Aside from the cost to the NHS, complications may result from invasive testing performed while looking for the cause of the symptoms. Dependencies on pain relievers or sedatives can also develop.3,4

A poor relationship with the primary case doctor or nurse seems to worsen MUS. Evaluation by many providers also often results in increasing symptom experience.

 

SUMMARY

MUS are a common presentation in primary care. The way in which we interact with affected patients has enormous power to either improve or worsen their symptoms and attendance patterns.

MUS patients who continue a regular attendance pattern tend to develop inflating symptoms and greater anxiety. This puts them at risk in the short term of unnecessary investigations and treatments and iatrogenic harm. In the long term, they risk their attendance pattern lulling primary care staff into a state of reduced alertness for red flags of changing symptoms, so that their worst fears can come to pass.

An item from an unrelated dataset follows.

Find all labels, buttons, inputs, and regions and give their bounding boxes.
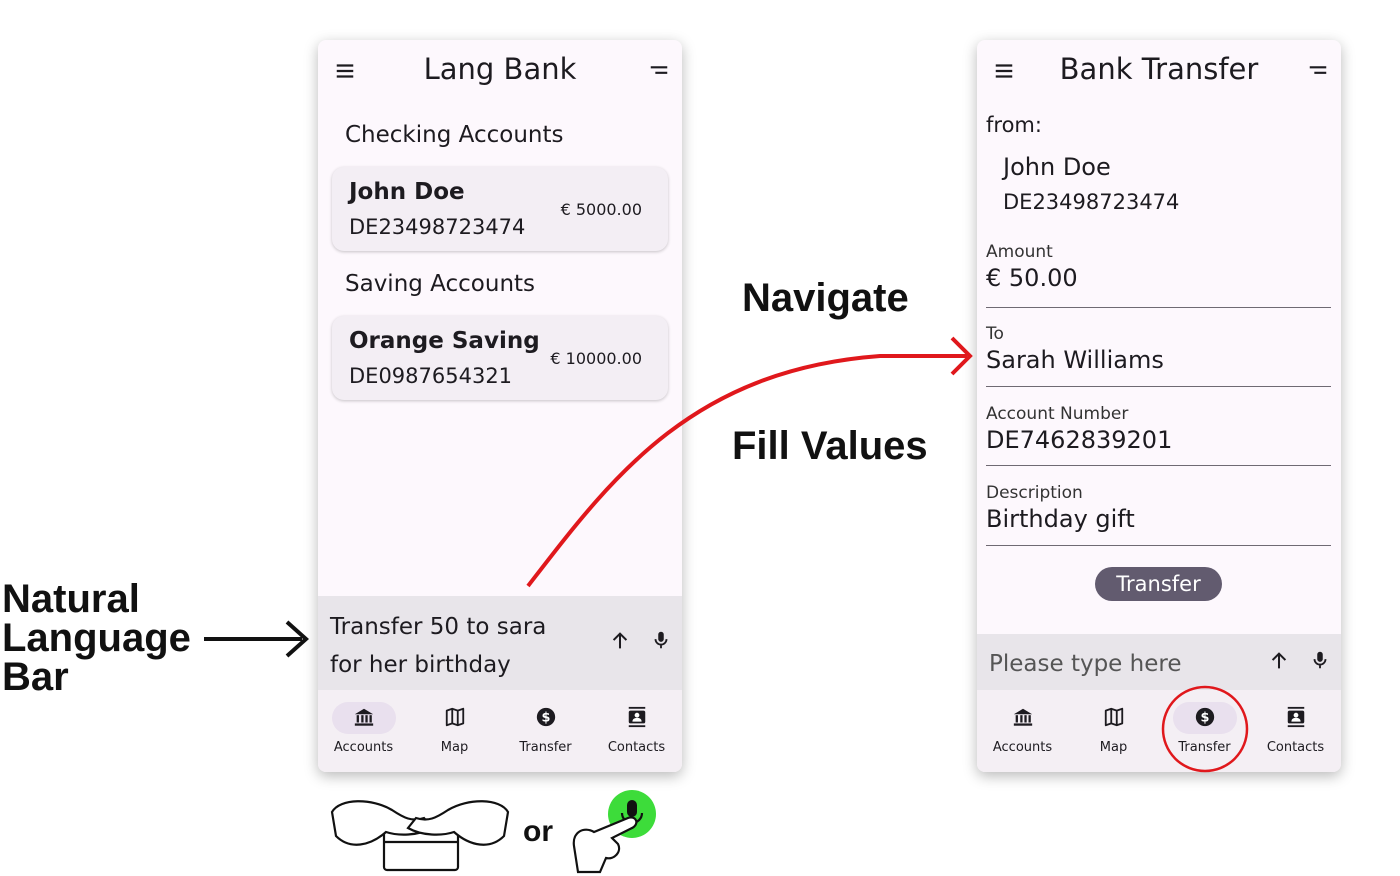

The practice nurse who spends time listening to patients, investigating their symptoms by thorough history with interest and care can make a real difference, both to patients and to the practice.

REFERENCES

1. Mumford DB, Devereux TA, Maddy PJ, et al. Factors leading to the reporting of ‘functional’ somatic symptoms by general practice attenders. British Journal of General Practice 1991; 41(352):454-8

2. Peveler R, Kilkenny L, Kinmonth AL. Medically unexplained physical symptoms in primary care: a comparison of self-report screening questionnaires and clinical opinion. Journal of Psychosomatic Research 1997;42(3):245-52

3. Burton C (ed) ABC of Medically Unexplained Symptoms: BMJ Books. Wiley-Blackwell 2013

4. Rosendal M, Olesen F, Fink P. Management of medically unexplained symptoms. British Medical Journal 2005;330(7481):4-5.

5. Speckens AE, van Hemert AM, Spinhoven P, et al. Cognitive behavioural therapy for medically unexplained physical symptoms: a randomised controlled trial. British Medical Journal. 1995;311(7016):1328-32.

6. Dowrick CF, Ring A, Humphris GM, et al. Normalisation of unexplained symptoms by general practitioners: a functional typology. British Journal of General Practice 2004;54(500):165-70.